2. Which is stronger: LUPKYNIS or ABLYSINOL?

Potency comparisons between LUPKYNIS and ABLYSINOL depend on the specific clinical indication. These are agents from distinct pharmacological classes and are not directly interchangeable by dose. A physician or clinical pharmacist should guide any therapeutic switching decisions.

3. What is the standard dosing for LUPKYNIS vs ABLYSINOL?

The standard adult dose of LUPKYNIS is: 23.7 mg orally twice daily with food.. The standard adult dose of ABLYSINOL is: Adults: 5 mg orally once daily, increased to 10 mg once daily after 2 weeks if tolerated, maximum 10 mg daily.. Dosing should always be individualized based on indication, renal and hepatic function, age, and other patient factors.

4. Can you take LUPKYNIS and ABLYSINOL together?

No direct drug-drug interaction has been formally documented between LUPKYNIS and ABLYSINOL in current clinical databases. However, individual patient risk factors including other medications, organ function, and comorbidities should always be evaluated by a qualified healthcare provider.

5. Are LUPKYNIS and ABLYSINOL safe during pregnancy?

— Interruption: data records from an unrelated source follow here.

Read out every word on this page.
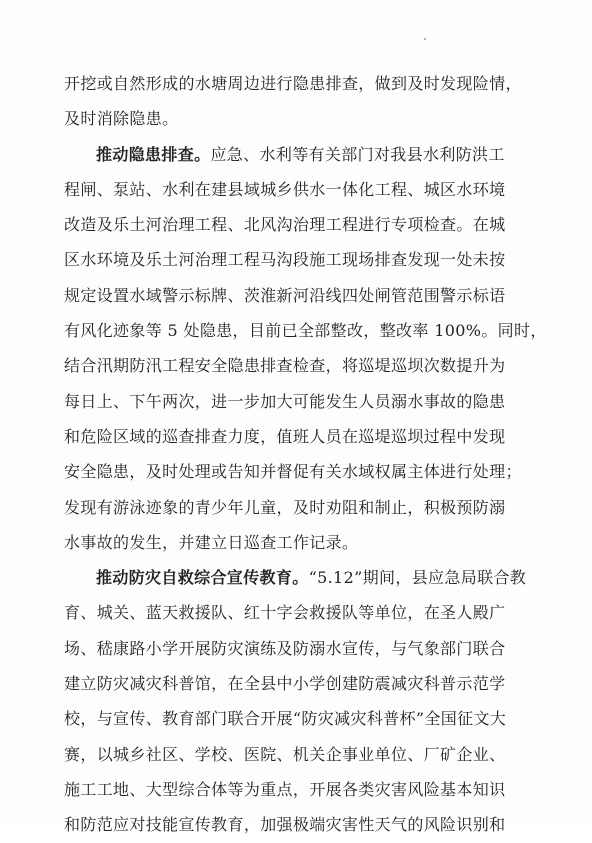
开挖或自然形成的水塘周边进行隐患排查，做到及时发现险情，
及时消除隐患。
推动隐患排查。应急、水利等有关部门对我县水利防洪工
程闸、泵站、水利在建县域城乡供水一体化工程、城区水环境
改造及乐土河治理工程、北风沟治理工程进行专项检查。在城
区水环境及乐土河治理工程马沟段施工现场排查发现一处未按
规定设置水域警示标牌、茨淮新河沿线四处闸管范围警示标语
有风化迹象等 5 处隐患，目前已全部整改，整改率 100%。同时，
结合汛期防汛工程安全隐患排查检查，将巡堤巡坝次数提升为
每日上、下午两次，进一步加大可能发生人员溺水事故的隐患
和危险区域的巡查排查力度，值班人员在巡堤巡坝过程中发现
安全隐患，及时处理或告知并督促有关水域权属主体进行处理；
发现有游泳迹象的青少年儿童，及时劝阻和制止，积极预防溺
水事故的发生，并建立日巡查工作记录。
推动防灾自救综合宣传教育。“5.12”期间，县应急局联合教
育、城关、蓝天救援队、红十字会救援队等单位，在圣人殿广
场、嵇康路小学开展防灾演练及防溺水宣传，与气象部门联合
建立防灾减灾科普馆，在全县中小学创建防震减灾科普示范学
校，与宣传、教育部门联合开展“防灾减灾科普杯”全国征文大
赛，以城乡社区、学校、医院、机关企事业单位、厂矿企业、
施工工地、大型综合体等为重点，开展各类灾害风险基本知识
和防范应对技能宣传教育，加强极端灾害性天气的风险识别和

The maternal-fetal safety profiles differ. LUPKYNIS is classified as Category C. LUPKYNIS (voclosporin) is a calcineurin inhibitor. Based on animal studies, there is a risk of fetal harm in all trimesters. In rats and rabbits, voclosporin administration during . ABLYSINOL is classified as Category C. Category D. First trimester: increased risk of cardiac malformations (Ebstein anomaly) and neural tube defects. Second/third trimesters: fetal toxicity including oligohydramnios, p. Always consult a maternal-fetal medicine specialist before taking either drug during pregnancy or lactation.